Wednesday, August 12, 2009
Julie & Julia On My Day Off
I never get tired of this view of Boston. Even after living in the area off and on for the last twenty years, I still catch my breath every time the Red Line train emerges from the Kendall Square area and is met by this view while crossing the bridge from the Cambridge side of the Charles River. When I'm going into town for something enjoyable, like lunch with a great fellow-blogger and friend, seeing this skyline fills me with a special kind of excitement.
Lisa, a.k.a. Anali, author of Anali's First Amendment, and I took advantage of "Restaurant Week" and had lunch at Aquitaine, a French bistro on Tremont Street. I'd been looking forward to this lunch since we firmed up our plans last night while I was between cases on call. I already knew what I wanted: moules frites, or a "Bourride of Mussels with Leeks, Fennel, Roasted Tomato, and Parsley," served with toasted bread and basil garlic aioli.
Bourride, I learned, is another occitan word which, according to Merriam-Webster online, refers to "a fish stew similar to bouillabaise that is usually thickened with egg yolks and strongly flavored with garlic." I detected no egginess in my mussel broth, which had just enough of a hint of garlic to be tasty without being overpowering.
I was not disappointed: it was exactly what I wanted in an appetizer dish of mussels. For the main course Lisa and I both had tagliatelle with golden raisins, pine nuts, spinach, capers, and hand-pressed ricotta - delicious and al dente, just as it should have been. Then she had a lovely pink grapefruit sorbet while I finished with a lemon pound cake.
After lunch we caught a matinee showing of Julie & Julia at the the Loews Theater on Boston Common. I am a huge admirer of Meryl Streep. I think she is one of the most talented actors out there, and her portrayal of Julia Child is a delight and a tour de force - for me, the whole reason to see this film, beside my great love of food and cooking. The memorable cooking scenes - Julia practicing her onion mincing and Julie trying to pull off a lobster thermidor - were captivating.
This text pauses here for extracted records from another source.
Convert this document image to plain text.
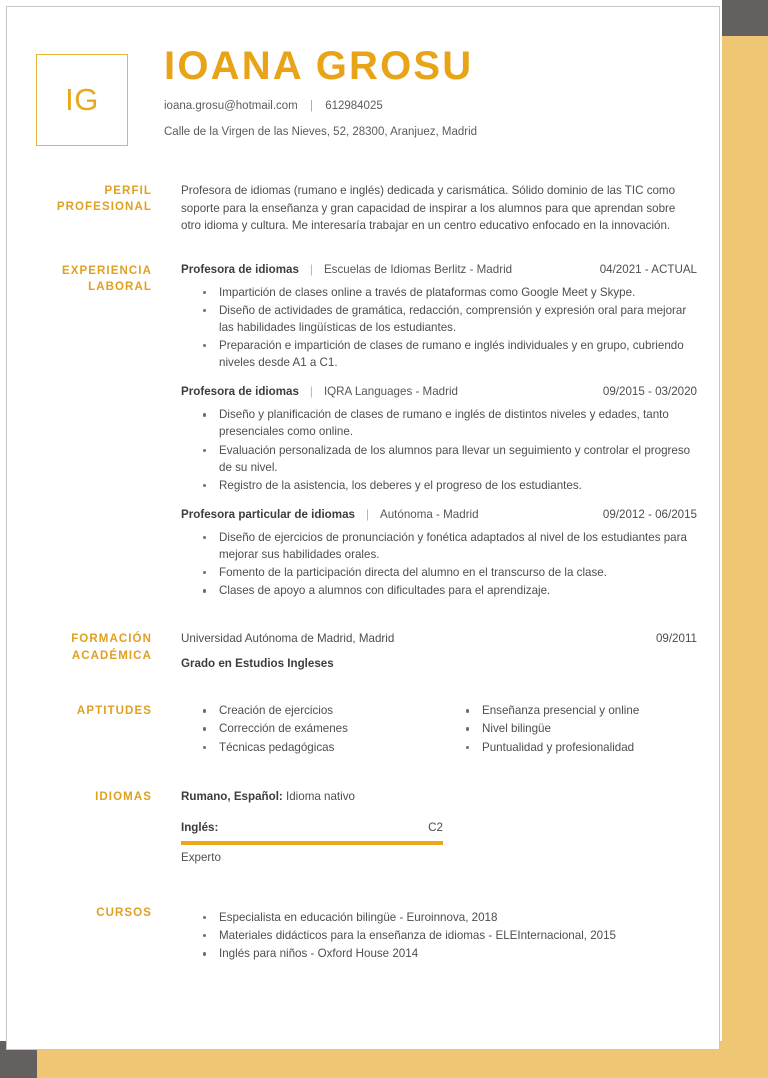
IG
IOANA GROSU
ioana.grosu@hotmail.com | 612984025
Calle de la Virgen de las Nieves, 52, 28300, Aranjuez, Madrid
PERFIL
PROFESIONAL
Profesora de idiomas (rumano e inglés) dedicada y carismática. Sólido dominio de las TIC como soporte para la enseñanza y gran capacidad de inspirar a los alumnos para que aprendan sobre otro idioma y cultura. Me interesaría trabajar en un centro educativo enfocado en la innovación.
EXPERIENCIA
LABORAL
Profesora de idiomas | Escuelas de Idiomas Berlitz - Madrid	04/2021 - ACTUAL
Impartición de clases online a través de plataformas como Google Meet y Skype.
Diseño de actividades de gramática, redacción, comprensión y expresión oral para mejorar las habilidades lingüísticas de los estudiantes.
Preparación e impartición de clases de rumano e inglés individuales y en grupo, cubriendo niveles desde A1 a C1.
Profesora de idiomas | IQRA Languages - Madrid	09/2015 - 03/2020
Diseño y planificación de clases de rumano e inglés de distintos niveles y edades, tanto presenciales como online.
Evaluación personalizada de los alumnos para llevar un seguimiento y controlar el progreso de su nivel.
Registro de la asistencia, los deberes y el progreso de los estudiantes.
Profesora particular de idiomas | Autónoma - Madrid	09/2012 - 06/2015
Diseño de ejercicios de pronunciación y fonética adaptados al nivel de los estudiantes para mejorar sus habilidades orales.
Fomento de la participación directa del alumno en el transcurso de la clase.
Clases de apoyo a alumnos con dificultades para el aprendizaje.
FORMACIÓN
ACADÉMICA
Universidad Autónoma de Madrid, Madrid	09/2011
Grado en Estudios Ingleses
APTITUDES	Creación de ejercicios
Corrección de exámenes
Técnicas pedagógicas
Enseñanza presencial y online
Nivel bilingüe
Puntualidad y profesionalidad
IDIOMAS	Rumano, Español: Idioma nativo
Inglés:	C2
Experto
CURSOS	Especialista en educación bilingüe - Euroinnova, 2018
Materiales didácticos para la enseñanza de idiomas - ELEInternacional, 2015
Inglés para niños - Oxford House 2014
And I loved the husbands in the movie - they were so supportive and so nice, and they reminded me so much of mine.
Here's my honest opinion: while I like Amy Adams' work and enjoyed the film, I found myself wishing it were a film about Julia and Paul rather than Julie and Julia, and perhaps the wonderful Stanley Tucci has something to do with that. I kept feeling wistful every time the story would cut away from the Childs and go to the Powells, wanting to see more of the love story and events in the lives of the Childs, more of Paris (admittedly a personal bias), more about Julia's culinary journey in France. The film was very nicely written, and well-acted by all, but Streep and Tucci really had me hooked to Julia and Paul.
I don't own a copy of Mastering the Art of French Cooking, but now I'm thinking, how have I lived till now?! I'm going to have to check out some French Chef DVDs too...
I tried to think if there's any person I look up to in the way Julie idolized and was inspired by Julia - that one muse you're dying to meet, or to whose home you'd want to make a pilgrimage if you could, or whose every piece of writing you want to read, or whose life and work you'd want to emulate - but no one person fills that role for me so far in quite the same way, though a few might come close.
I appreciate so much better now what Julia Child has meant to the world of food and cooking. With the support of those who cared about her, as well as her own pluck and exuberance, Julia Child was able to follow her heart, truly be herself, and make an enormous difference. What a great example of using one's greatest passion in life to transform oneself and change the world!